Top Japanese baseball officials are scheduled to fly to New York this week to try to finalize a new posting system, which would end the logjam that has delayed star pitcher Masahiro Tanaka's availability to MLB teams and potentially also stir some movement among the better MLB free-agent pitchers in what's been a mostly dormant starters' market.
There is renewed hope for a posting agreement after deals fell though in late October and again about 10 days ago, though there is no guarantee a deal will be struck. Representatives from the 12 teams of the Nippon Baseball League reportedly re-started their own meetings last Monday, according to the Japan Times.
It was also reported that the Japanese officials were moving back toward a deal similar to the previous one whereby interested teams place blind bids. The team with the highest bid is then awarded an exclusive negotiating window with the player.

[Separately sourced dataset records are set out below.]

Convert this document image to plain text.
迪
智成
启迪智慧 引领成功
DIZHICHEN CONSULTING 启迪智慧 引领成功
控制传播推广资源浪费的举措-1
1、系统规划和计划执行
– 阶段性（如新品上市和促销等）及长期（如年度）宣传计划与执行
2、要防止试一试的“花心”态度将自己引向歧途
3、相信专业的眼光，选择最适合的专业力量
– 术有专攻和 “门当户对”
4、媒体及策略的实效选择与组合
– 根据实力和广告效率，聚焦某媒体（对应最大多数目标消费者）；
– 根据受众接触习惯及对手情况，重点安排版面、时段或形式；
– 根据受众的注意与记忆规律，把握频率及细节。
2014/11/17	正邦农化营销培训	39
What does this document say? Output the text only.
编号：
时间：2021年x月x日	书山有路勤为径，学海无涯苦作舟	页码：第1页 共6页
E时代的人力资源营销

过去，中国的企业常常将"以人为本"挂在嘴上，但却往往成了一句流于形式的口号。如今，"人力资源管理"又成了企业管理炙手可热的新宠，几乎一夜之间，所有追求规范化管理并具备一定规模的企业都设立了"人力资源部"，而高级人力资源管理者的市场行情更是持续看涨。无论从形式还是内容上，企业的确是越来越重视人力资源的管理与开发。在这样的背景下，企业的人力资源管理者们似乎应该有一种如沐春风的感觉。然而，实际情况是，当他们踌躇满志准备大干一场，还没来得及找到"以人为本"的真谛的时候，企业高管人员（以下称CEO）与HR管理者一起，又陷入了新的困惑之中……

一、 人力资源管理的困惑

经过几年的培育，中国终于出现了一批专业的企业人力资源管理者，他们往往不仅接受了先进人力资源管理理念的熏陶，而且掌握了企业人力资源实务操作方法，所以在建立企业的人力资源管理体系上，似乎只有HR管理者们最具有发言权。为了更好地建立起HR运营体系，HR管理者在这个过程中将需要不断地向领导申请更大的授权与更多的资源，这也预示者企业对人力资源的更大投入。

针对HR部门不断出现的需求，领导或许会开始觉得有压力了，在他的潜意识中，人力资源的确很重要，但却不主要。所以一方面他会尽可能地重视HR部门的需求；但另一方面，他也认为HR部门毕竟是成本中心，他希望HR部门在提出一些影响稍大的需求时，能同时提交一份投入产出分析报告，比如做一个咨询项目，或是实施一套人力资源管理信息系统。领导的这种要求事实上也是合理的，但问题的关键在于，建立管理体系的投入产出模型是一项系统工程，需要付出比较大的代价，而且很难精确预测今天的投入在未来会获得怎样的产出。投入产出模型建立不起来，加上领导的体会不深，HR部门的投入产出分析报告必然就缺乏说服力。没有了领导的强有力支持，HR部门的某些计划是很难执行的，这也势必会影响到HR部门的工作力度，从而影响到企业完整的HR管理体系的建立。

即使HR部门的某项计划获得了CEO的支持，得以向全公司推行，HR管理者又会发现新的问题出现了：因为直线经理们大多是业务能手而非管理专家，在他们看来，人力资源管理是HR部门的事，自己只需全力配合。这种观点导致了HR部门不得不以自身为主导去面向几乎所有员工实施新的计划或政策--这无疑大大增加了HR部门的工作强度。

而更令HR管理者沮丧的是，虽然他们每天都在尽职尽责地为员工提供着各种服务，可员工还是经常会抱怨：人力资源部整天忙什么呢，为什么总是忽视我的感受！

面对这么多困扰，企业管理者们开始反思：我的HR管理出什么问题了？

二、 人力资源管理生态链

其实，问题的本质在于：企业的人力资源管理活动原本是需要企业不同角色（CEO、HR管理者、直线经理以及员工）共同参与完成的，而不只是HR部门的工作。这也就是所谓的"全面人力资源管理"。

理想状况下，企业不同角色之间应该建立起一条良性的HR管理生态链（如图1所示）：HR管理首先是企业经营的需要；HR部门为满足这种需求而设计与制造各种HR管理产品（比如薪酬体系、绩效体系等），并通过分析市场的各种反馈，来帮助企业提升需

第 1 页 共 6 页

There is serious interest in the process this time as the right-hander Tanaka is considered the best pitcher who could be up for grabs among MLB teams. Estimates for a winning posting bid have ranged as high as $75 million, or more, which would be a record. The Rangers won the posting war two years ago for Yu Darvish with a record $51.7-million bid and $60-million salary, and acquired themselves an ace.
Tanaka has been compared frequently to Darvish, and while most scouts give Darvish a slight nod in terms of talent and stuff, Tanaka is said to have incomparable mound presence and poise for a pitcher his age. He is considered better than the top free-agent pitchers, who include Ervin Santana, Matt Garza and Ubaldo Jimenez.
Tanaka is expected to be pursued by the Yankees, Dodgers, Cubs, possibly the Giants and Rangers, as well as several others, though the expected presence of the Yankees and Dodgers could scare off some teams. The Yankees have been considered the favorite since their big goal this winter, beyond gathering a plethora of new talent, is to stay below the $189-million luxury-tax threshold, which would re-set their tax at a lowly 17 percent, and the posting fee hasn't in the past been counted toward the luxury tax.